May 4, 2018: Claire Tomlin – Safe Learning in Robotics
Date: May 4, 2018
Place: Life Sciences Building 103
Focus Session: LAS 3033, 12:30 – 2:30
Graduate students and postdocs who wish to attend the focus session should send the IC@L Admin, Ms Cimoan Atkins (firstname.lastname@example.org), an email with their name, supervisor, and any dietary concerns – (lunch will be provided).
Title: Safe Learning in Robotics
Claire Tomlin, Professor of Electrical Engineering and Computer Sciences, University of California at Berkeley
A great deal of research in recent years has focused on robot learning. In many applications, guarantees that specifications are satisfied throughout the learning process are paramount. For the safety specification, we present a controller synthesis technique based on the computation of reachable sets using optimal control. We show recent results in system decomposition to speed up this computation, and how offline computation may be used in online applications. We then present a method combining reachability with machine learning, which uses approximate knowledge of the dynamics to provide a least-restrictive, safety-preserving control law which intervenes only when the computed safety guarantees require it, or when confidence in the computed guarantee decays in light of new observations. We will illustrate these methods on a quadrotor UAV experimental platform which we have at Berkeley.
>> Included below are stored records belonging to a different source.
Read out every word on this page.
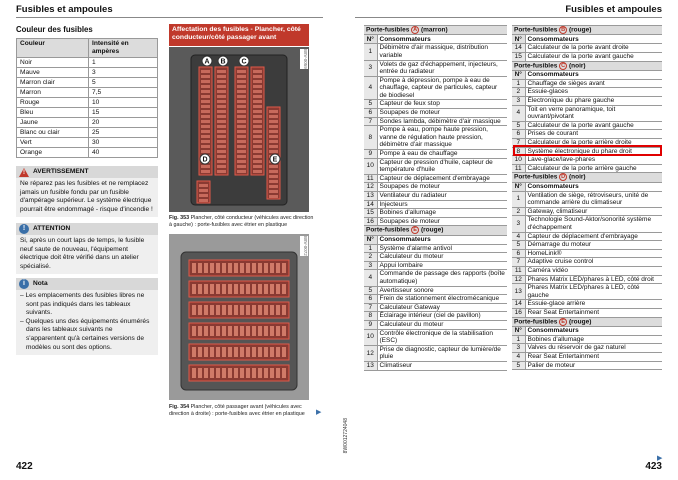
Fusibles et ampoules
Couleur des fusibles
Couleur	Intensité en ampères
Noir	1
Mauve	3
Marron clair	5
Marron	7,5
Rouge	10
Bleu	15
Jaune	20
Blanc ou clair	25
Vert	30
Orange	40
! AVERTISSEMENT
Ne réparez pas les fusibles et ne remplacez jamais un fusible fondu par un fusible d'ampérage supérieur. Le système électrique pourrait être endommagé - risque d'incendie !
!	ATTENTION
Si, après un court laps de temps, le fusible neuf saute de nouveau, l'équipement électrique doit être vérifié dans un atelier spécialisé.
i	Nota
– Les emplacements des fusibles libres ne sont pas indiqués dans les tableaux suivants.
– Quelques uns des équipements énumérés dans les tableaux suivants ne s'apparentent qu'à certaines versions de modèles ou sont des options.
Affectation des fusibles - Plancher, côté conducteur/côté passager avant
A B C
D	E
B8V-0059
Fig. 353 Plancher, côté conducteur (véhicules avec direction à gauche) : porte-fusibles avec étrier en plastique
B8V-0072
Fig. 354 Plancher, côté passager avant (véhicules avec direction à droite) : porte-fusibles avec étrier en plastique	▶
422
Fusibles et ampoules
Porte-fusibles A (marron)	
N°	Consommateurs
1	Débimètre d'air massique, distribution variable
3	Volets de gaz d'échappement, injecteurs, entrée du radiateur
4	Pompe à dépression, pompe à eau de chauffage, capteur de particules, capteur de biodiesel
5	Capteur de feux stop
6	Soupapes de moteur
7	Sondes lambda, débimètre d'air massique
8	Pompe à eau, pompe haute pression, vanne de régulation haute pression, débimètre d'air massique
9	Pompe à eau de chauffage
10	Capteur de pression d'huile, capteur de température d'huile
11	Capteur de déplacement d'embrayage
12	Soupapes de moteur
13	Ventilateur du radiateur
14	Injecteurs
15	Bobines d'allumage
16	Soupapes de moteur
Porte-fusibles E (rouge)	
N°	Consommateurs
1	Système d'alarme antivol
2	Calculateur du moteur
3	Appui lombaire
4	Commande de passage des rapports (boîte automatique)
5	Avertisseur sonore
6	Frein de stationnement électromécanique
7	Calculateur Gateway
8	Éclairage intérieur (ciel de pavillon)
9	Calculateur du moteur
10	Contrôle électronique de la stabilisation (ESC)
12	Prise de diagnostic, capteur de lumière/de pluie
13	Climatiseur
Porte-fusibles B (rouge)	
N°	Consommateurs
14	Calculateur de la porte avant droite
15	Calculateur de la porte avant gauche
Porte-fusibles C (noir)	
N°	Consommateurs
1	Chauffage de sièges avant
2	Essuie-glaces
3	Électronique du phare gauche
4	Toit en verre panoramique, toit ouvrant/pivotant
5	Calculateur de la porte avant gauche
6	Prises de courant
7	Calculateur de la porte arrière droite
8	Système électronique du phare droit
10	Lave-glace/lave-phares
11	Calculateur de la porte arrière gauche
Porte-fusibles D (noir)	
N°	Consommateurs
1	Ventilation de siège, rétroviseurs, unité de commande arrière du climatiseur
2	Gateway, climatiseur
3	Technologie Sound-Aktor/sonorité système d'échappement
4	Capteur de déplacement d'embrayage
5	Démarrage du moteur
6	HomeLink®
7	Adaptive cruise control
11	Caméra vidéo
12	Phares Matrix LED/phares à LED, côté droit
13	Phares Matrix LED/phares à LED, côté gauche
14	Essuie-glace arrière
16	Rear Seat Entertainment
Porte-fusibles E (rouge)	
N°	Consommateurs
1	Bobines d'allumage
3	Valves du réservoir de gaz naturel
4	Rear Seat Entertainment
5	Palier de moteur
▶
8W0012724048
423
Claire Tomlin is a Professor of Electrical Engineering and Computer Sciences at the University of California at Berkeley, where she holds the Charles A. Desoer Chair in Engineering. She held the positions of Assistant, Associate, and Full Professor at Stanford from 1998-2007, and in 2005 joined Berkeley. She has been an Affiliate at Lawrence Berkeley National Laboratory in the Life Sciences Division since January 2012. She works in hybrid systems and control, with applications to air traffic and unmanned air vehicle systems, robotics, energy, and biology. Claire pioneered methods for computing the reachable set to encompass all behaviors of a hybrid system, which allows one to verify that the system stays within a desired safe range of operation and to design controllers to satisfy constraints. She has applied these methods to collision avoidance control for multiple aircraft, and to the analysis of switched control protocols in avionics and embedded controllers in aircraft. Her work has been tested in simulation and UAV test flights, and it has been applied to and flown on two large commercial platforms: (1) Boeing aircraft: Tomlin’s method was used to compute collision zones for two aircraft paired approaches, and was flown on a Boeing T-33 test aircraft, flying close to a piloted F-15. The F-15 pilot flew “blunders” into the path of the T-33, and the T-33 used Tomlin’s algorithm to avoid collision. (2) Driven on Scania trucks: Tomlin’s method was used to derive a minimum safe distance between transport trucks driving in high speed platoons for fuel savings; it was found that the relative distance used today can be reduced significantly with this automation. Her work is also being considered for application in the Next Generation Air Transportation System (NextGen) and in Unmanned Aerial Vehicle Traffic Management (UTM). Claire is a MacArthur Foundation Fellow, an IEEE Fellow, and an AIMBE Fellow. She was awarded the Donald P. Eckman Award of the American Automatic Control Council in 2003, the Tage Erlander Guest Professorship of the Swedish Research Council in 2009, an Honorary Doctorate from KTH in 2016, and in 2017 she won the IEEE Transportation Technologies Award.